鈴木は、「未来の担い手育成プログラム」(企画・京都府教育委員会)へ協力機関として参画したiPS細胞研究所の取組み事例として、“誰もが安心してiPS細胞を用いた治療を受けられるようになるためには、どのようなことが必要か”という課題の下、「理由に基づく倫理」を意識した教育実践について紹介した。

川勝は、2006年、課題研究開始に伴い、“科学倫理”教育を始めた。

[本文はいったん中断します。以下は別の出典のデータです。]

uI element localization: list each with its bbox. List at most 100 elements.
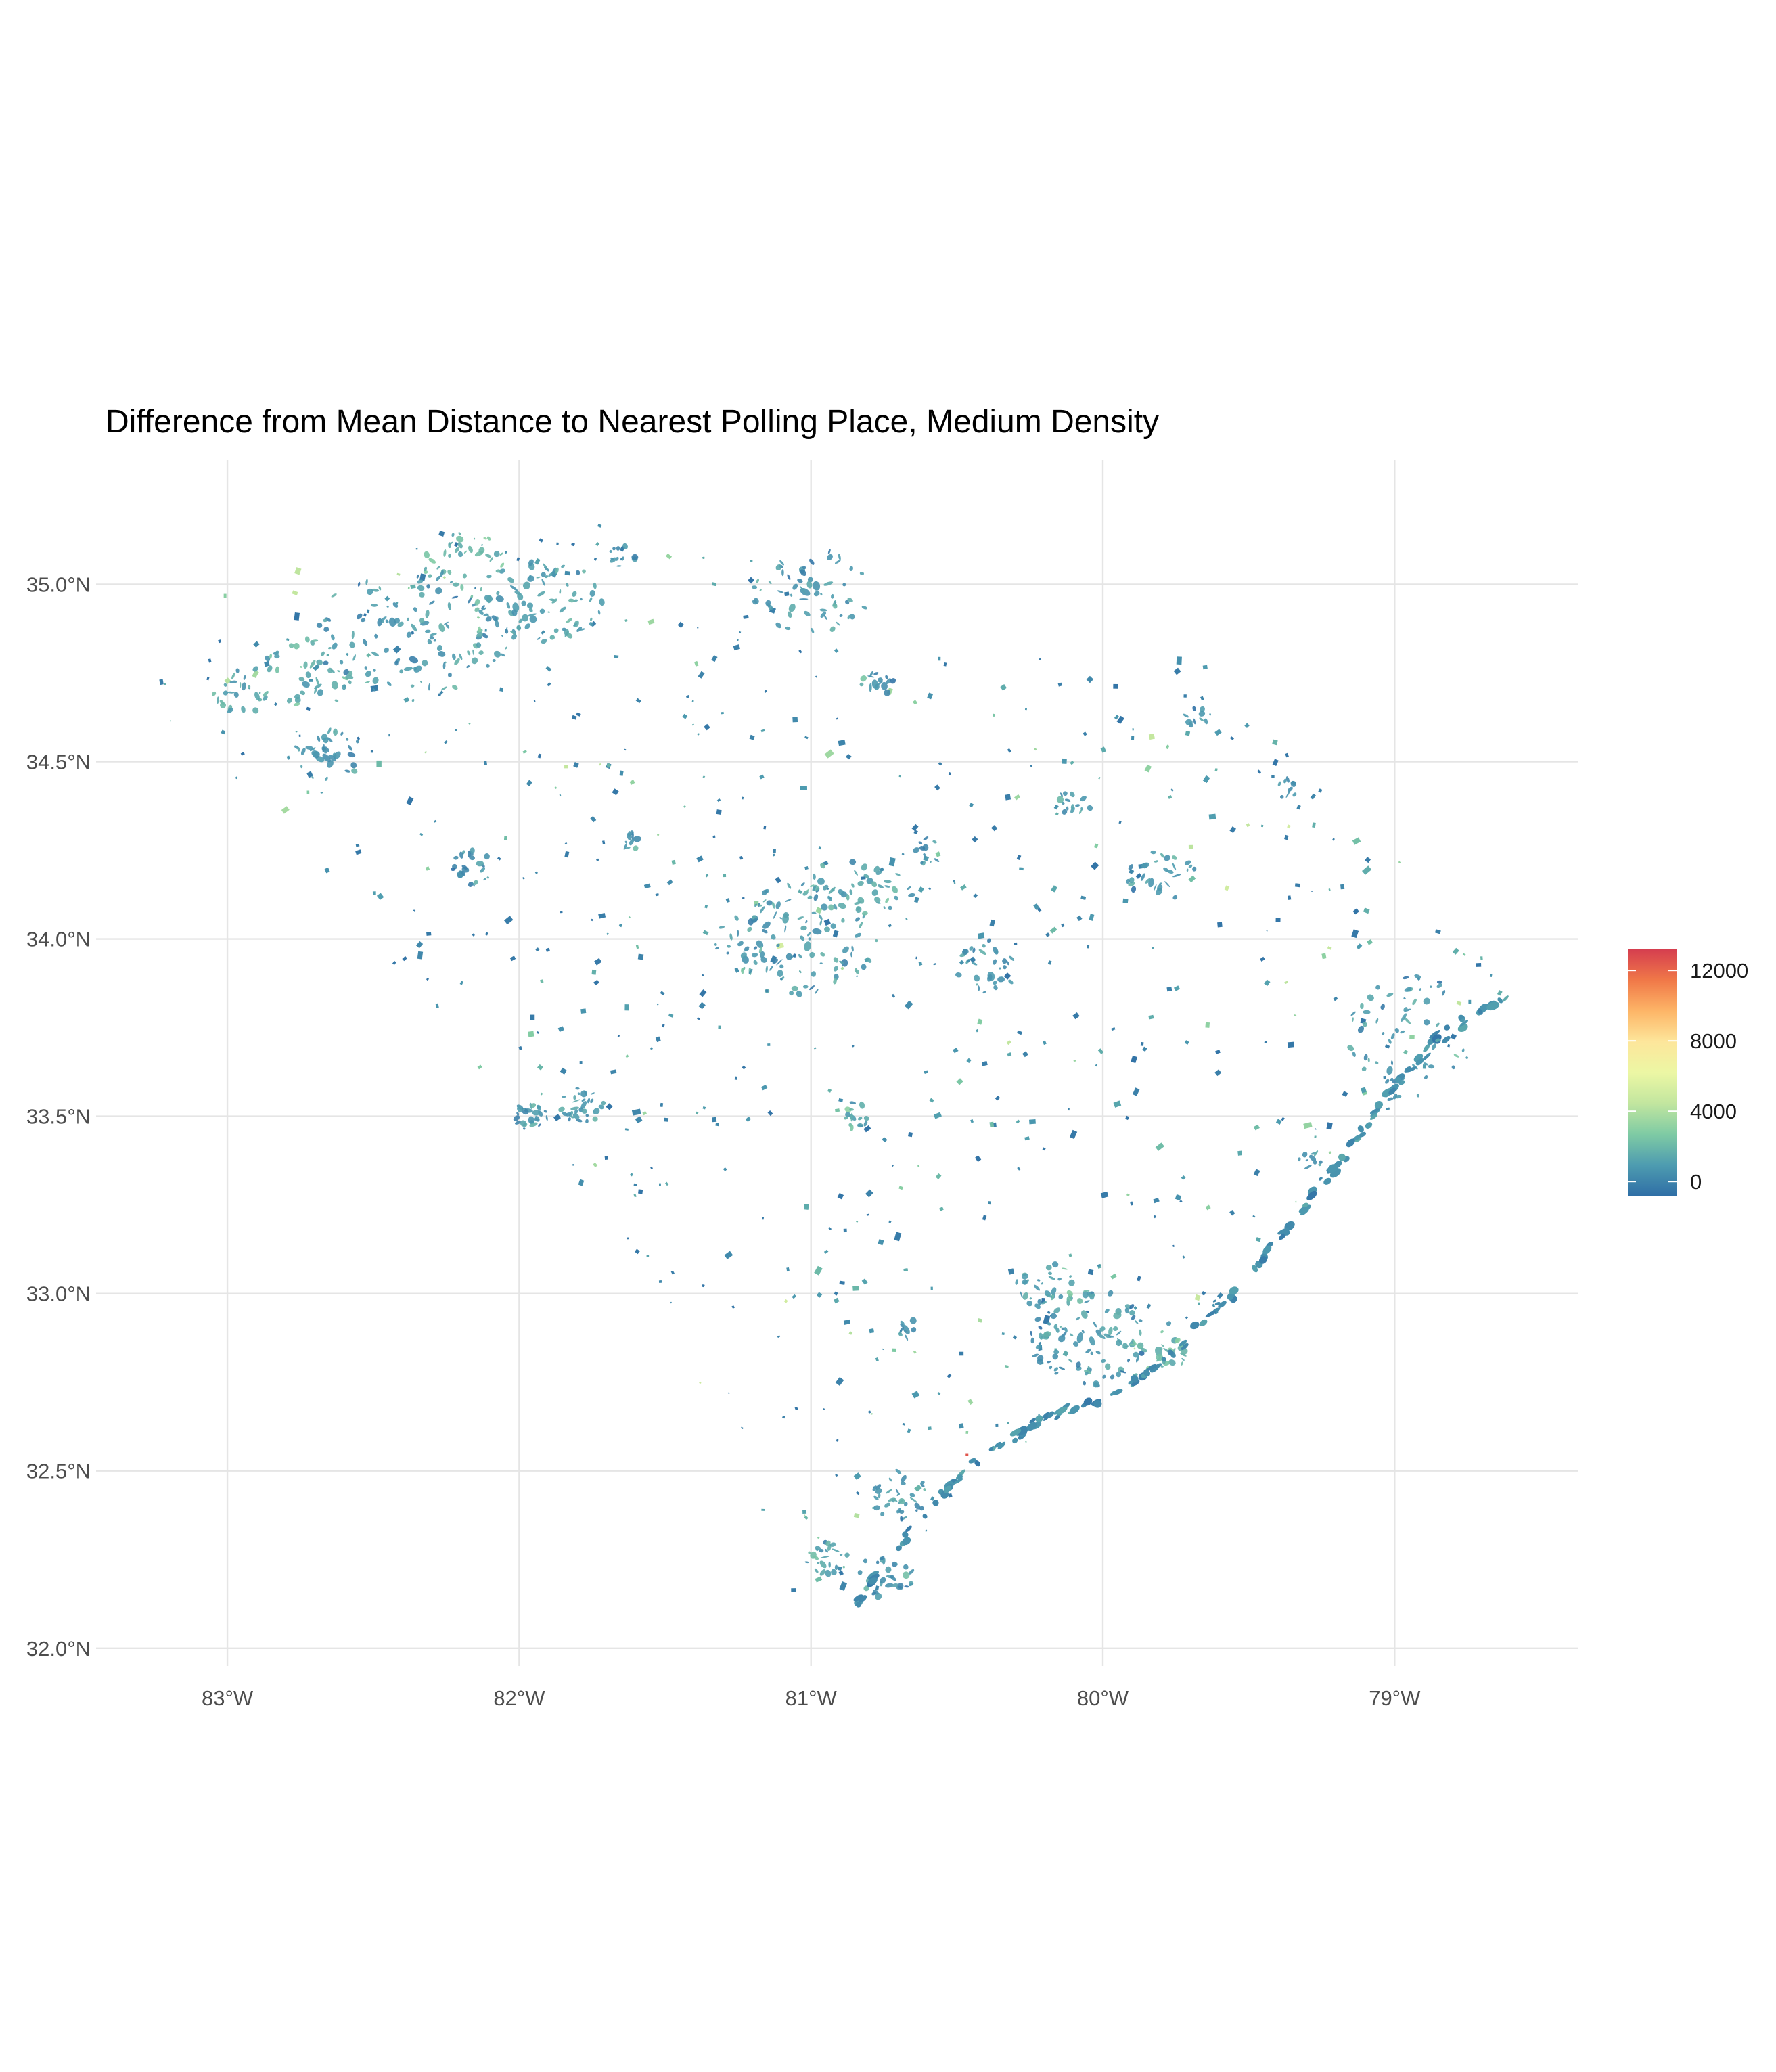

当初、川勝自身のノウハウに頼る毎週の“科学倫理”教育から、2021年度には、高等学校新学習指導要領に教科「理数」が設置され、現在、川勝が着手する課題研究は、「探究」として教育課程に明確に位置づけられ、高校カリキュラムにシステム化された事を紹介した。

丸山は、6年間に亘る病院キャンパスにおける高校生のバイオエシックス教育の実際、特に2015年4月開館された“医学歴史館”見学における生徒の見学前後の著しい変化を述べ、高・大連携の重要性と共に、新たなバイオエシックス教育の「場」での取り組みを紹介した。

ワークショップ参加者から、質問者自身の教育実践と3題の報告を比較した質問・意見があった。最後に、コメンテーター木村利人(早稲田大学)は、米国ジョージタウン大学ローラ・ビショップ博士の生命倫理教育の実践にも触れながら、第3題の実践報告、及び本ワークショップ参加者の活発な質疑を受け、日本においても、教育者個人による『独立した教育実践』から『体系的な教育実践』へと飛躍する、未来に拓かれたバイオエシックス教育の大きな転換期にある、とコメントした。